An Authenticated S3 Python Package Repository

Follow @HaufeDev

Introduction
Python Package Repository on AWS
- s3pypi by November Five
Basic Authentication by Lambda@Edge
CloudFormation Templates
User Store
Odds and Ends
Footnotes

Introduction

If you ever tried working on a machine learning project, then you have most likely spent a significant amount of time on experiments: First you need to establish a baseline that you can improve on. Then – based on experience, intuition, and stubbornness – you test many approaches, implementation variants, and hyperparameters until you hopefully reach a satisfactory result.

That’s what we were facing in a project that looks into the application of machine learning and other natural language processing techniques to more conveniently serve our customers’ information needs in Haufe’s content products. (Once we’ve left the prototyping phase, it will certainly be worthwhile to report on both this project’s specific challenges and our findings!)
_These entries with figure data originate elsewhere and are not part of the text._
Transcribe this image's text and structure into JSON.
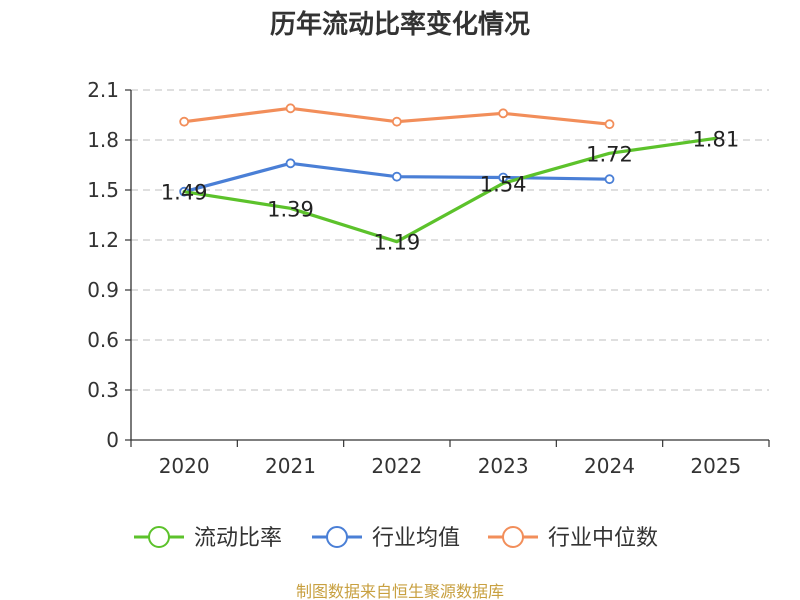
{
  "chart_data": {
    "type": "line",
    "title": "历年流动比率变化情况",
    "categories": [
      "2020",
      "2021",
      "2022",
      "2023",
      "2024",
      "2025"
    ],
    "y_ticks": [
      "0",
      "0.3",
      "0.6",
      "0.9",
      "1.2",
      "1.5",
      "1.8",
      "2.1"
    ],
    "ylim": [
      0,
      2.1
    ],
    "grid": true,
    "legend_position": "bottom",
    "series": [
      {
        "name": "流动比率",
        "color": "#5cc22b",
        "values": [
          1.49,
          1.39,
          1.19,
          1.54,
          1.72,
          1.81
        ],
        "labels": [
          "1.49",
          "1.39",
          "1.19",
          "1.54",
          "1.72",
          "1.81"
        ],
        "show_markers": false,
        "show_labels": true
      },
      {
        "name": "行业均值",
        "color": "#4a7fd6",
        "values": [
          1.49,
          1.66,
          1.58,
          1.575,
          1.565,
          null
        ],
        "show_markers": true,
        "show_labels": false
      },
      {
        "name": "行业中位数",
        "color": "#f28e5a",
        "values": [
          1.91,
          1.99,
          1.91,
          1.96,
          1.895,
          null
        ],
        "show_markers": true,
        "show_labels": false
      }
    ]
  },
  "source_text": "制图数据来自恒生聚源数据库",
  "source_color": "#c8a040"
}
Like everybody else, we started with a bunch of Jupyter notebooks in which we explored the available data and played with the algorithms implemented in popular NLP libraries. However, once we began customizing and combining algorithms and services, reproducibility of experiments turned out to be an issue. Since the individual experiments were based on different versions of our components, simply keeping the source code in a git repository was not sufficient; it soon became evident that we needed to reference the pipeline’s components as composable and versioned Python packages.

The only catch: Where to store the Python packages?

A public Python package repository like pypi.org would clearly be an inappropriate place for our proprietary and experimental code.
Haufe already has some private Python repository servers in use, but these are not exposed to the internet. However, our project is developed on AWS and we did not want to set up a VPN connection into Haufe’s intranet merely for access to a package repository.
AWS offers a lot of developer tools as a service, but no package repository – you have to turn to third-party SaaS offerings or operate one yourself.

At this point, our project has no need for the scalability and extra features of the commercial package repositories, therefore we looked into the latter option.

Python Package Repository on AWS

A Python package repository is basically a static HTTP server that hosts the packages and serves index pages. Of course, we could have deployed devpi, pypiserver, pypicloud, or something similar into a low-cost EC2 instance; but such an instance still comes with maintenance responsibilities: Security patches need to be applied in a timely manner, the instance needs to be monitored for (security) incidents, shell access needs to be managed when the set of team members change, and so forth. Given that S3 buckets can act as static HTTP servers out-of-the-box, operating a dedicated EC2 instance seems like overkill.

Nevertheless, setting up an S3 bucket as a private package repository is less straight-forward than it seems on first glance:

An S3 bucket configured as a static HTTP server makes its objects publicly available. You can hide data only by storing the objects under hard-to-guess keys.
The Python package installer pip,¹ on the other hand, comes with rather crude support for client authentication only: To the best of my knowledge, TLS client certificates and HTTP Basic Authentication are the only options.² S3 buckets have no readily available support for either client authentication method, though.
Assuming we somehow covered the static HTTP server part for downloading packages, this still leaves us with the uploading of packages into the S3 bucket. It is unreasonable to expect developers to know the details of the paths and naming conventions for Python package repositories by heart.
The repository needs to serve an index page for each package – we have to provide these index pages ourselves if we cannot configure the S3 bucket as a static HTTP server.

s3pypi by November Five

Of course, we were not the first to look into the use of S3 buckets as serverless Python package repositories. Eventually, a web search brought up a post on November Five’s blog that describes their tool s3pypi – open-sourced under an MIT license – for setting up the infrastructure on AWS as well as a CLI for uploading packages into the bucket including the generation of static index pages.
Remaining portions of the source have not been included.